HALUANRIAU.CO, PEKANBARU-Pemerintah Provinsi Riau melalui Dinas Tenaga Kerja dan Transmigrasi (Disnakertrans), tahun ini memberi sanksi pidana terhadap dua perusahaan yang melanggar Undang-Undang Ketenagakerjaan. Dua perusahaan itu diantaranya PT Dungo Reksa. Perusahaan ini akan diberi sanksi pidana karena tidak menyetor iuran BPJS Ketenagakerjaan karyawannya. Dan satu perusahaan lagi masih dalam penyelidikan.

Kepala Disnakertrans Riau, Jonli, mengatakan, pihaknya telah meminta kepada perusahaan agar membayar iuran BPJS ketenagakerjaan namun perusahaan tapi tidak berkenan. Dan total ada sebanyak Rp1,5 miliar iuran BPJS yang harus dibayar.

“Insya Allah tahun ini ada dua perusahaan di Riau yang nota pemeriksaan sudah masuk ke penyidikan, agar yang bersangkutan dikenakan sanksi pidana. Kalau PT Dungo ini vendor kontraktor PT Chevron Pasifik Indonesia. Kasus ini sudah masuk Surat Perintah Dimulai Penyidikan (SPDP),” tegas Jonli, usai memimpin upacara peringatan Bulan K3 Nasional tahun 2021 tingkat Provinsi Riau, Senin (15/2) di Dumai.

“Ancaman sanksinya itu lima tahun penjara bagi pimpinan perusahaan yang bertanggung jawab, yang tak menjalankan amanat undang-undang,” tegasnya lagi.

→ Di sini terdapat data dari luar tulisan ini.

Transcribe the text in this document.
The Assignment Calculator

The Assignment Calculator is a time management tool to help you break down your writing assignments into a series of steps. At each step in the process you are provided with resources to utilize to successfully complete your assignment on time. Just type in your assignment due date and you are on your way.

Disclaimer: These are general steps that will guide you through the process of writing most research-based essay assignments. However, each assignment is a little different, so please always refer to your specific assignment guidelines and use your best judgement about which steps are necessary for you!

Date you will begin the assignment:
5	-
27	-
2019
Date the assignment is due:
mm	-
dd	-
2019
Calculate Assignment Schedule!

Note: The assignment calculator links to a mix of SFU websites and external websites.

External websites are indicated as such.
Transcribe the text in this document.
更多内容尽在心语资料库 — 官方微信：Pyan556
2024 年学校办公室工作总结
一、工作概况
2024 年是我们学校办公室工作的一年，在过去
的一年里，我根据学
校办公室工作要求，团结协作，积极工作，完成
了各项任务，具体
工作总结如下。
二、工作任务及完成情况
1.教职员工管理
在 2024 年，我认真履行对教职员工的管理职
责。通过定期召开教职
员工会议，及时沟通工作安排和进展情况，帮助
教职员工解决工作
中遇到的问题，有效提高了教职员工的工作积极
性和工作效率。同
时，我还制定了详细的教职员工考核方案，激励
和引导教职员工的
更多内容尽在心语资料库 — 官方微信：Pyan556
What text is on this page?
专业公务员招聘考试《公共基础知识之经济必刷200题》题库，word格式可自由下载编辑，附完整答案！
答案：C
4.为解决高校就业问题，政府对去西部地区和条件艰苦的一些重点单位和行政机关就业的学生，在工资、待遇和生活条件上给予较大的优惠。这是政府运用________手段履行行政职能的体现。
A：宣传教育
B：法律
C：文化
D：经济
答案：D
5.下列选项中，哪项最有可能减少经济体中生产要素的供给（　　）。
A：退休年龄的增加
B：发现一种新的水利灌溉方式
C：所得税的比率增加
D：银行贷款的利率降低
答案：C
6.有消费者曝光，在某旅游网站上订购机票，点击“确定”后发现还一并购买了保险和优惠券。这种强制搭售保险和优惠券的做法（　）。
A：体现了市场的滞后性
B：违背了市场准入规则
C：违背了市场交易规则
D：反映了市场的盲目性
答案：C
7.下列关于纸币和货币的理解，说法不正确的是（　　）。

Sedangkan satu perusahaan lagi yang beralamat di Pekanbaru. Jonli masih merahasiakan nama perusahaan karena masih proses ke penyelidikan. Untuk itu, Penjabat (Pj) Walikota Dumai ini mengingatkan perusahaan di Riau untuk mentaati aturan perundang-undangan yang berlaku.

“Perusahaan ini akan kita lakukan penyidikan karena tidak membayar upah karyarawan sesuai Upah Minimum Kota (UMK) Pekanbaru. Jika perusahaan ada masalah cash flow tolong laporan ke Disnaker Riau, nanti kita bicarakan dengan BPJS Ketenagakerjaan membicari solusi. Karena bagi kita jangan sampai ada PHK, dan utang tetap dibayar. Tapi kalau tidak juga terpaksa kita lakukan penyidikan untuk dinaikan ke tindak pidana,” katanya.

Sementara itu, pada acara peringatan hari K3, Pemprov Riau meminta perusahaan yang beroperasi di Riau untuk membudayakan K3. Dan pihaknya juga menyiapkan pengawas tenaga kerja untuk mengecek dan membina K3 perusahaan agar sesuai dengan ketentuan dan aturan berlaku.

“Kami selaku pemangku penegakan K3 mengingatkan kepada seluruh perusahaan di Riau untuk menegakan K3 sesuai standar. Karena kalau kita membudidayakan K3, maka perlindungan tenaga kerja terjamin. Karena kalau sampai kecelakaan terjadi, maka perusahaan dan pekerja yang rugi.
Sebab bagaimanapun daerah butuh investasi dan lapangan kerja,” kata Jonli.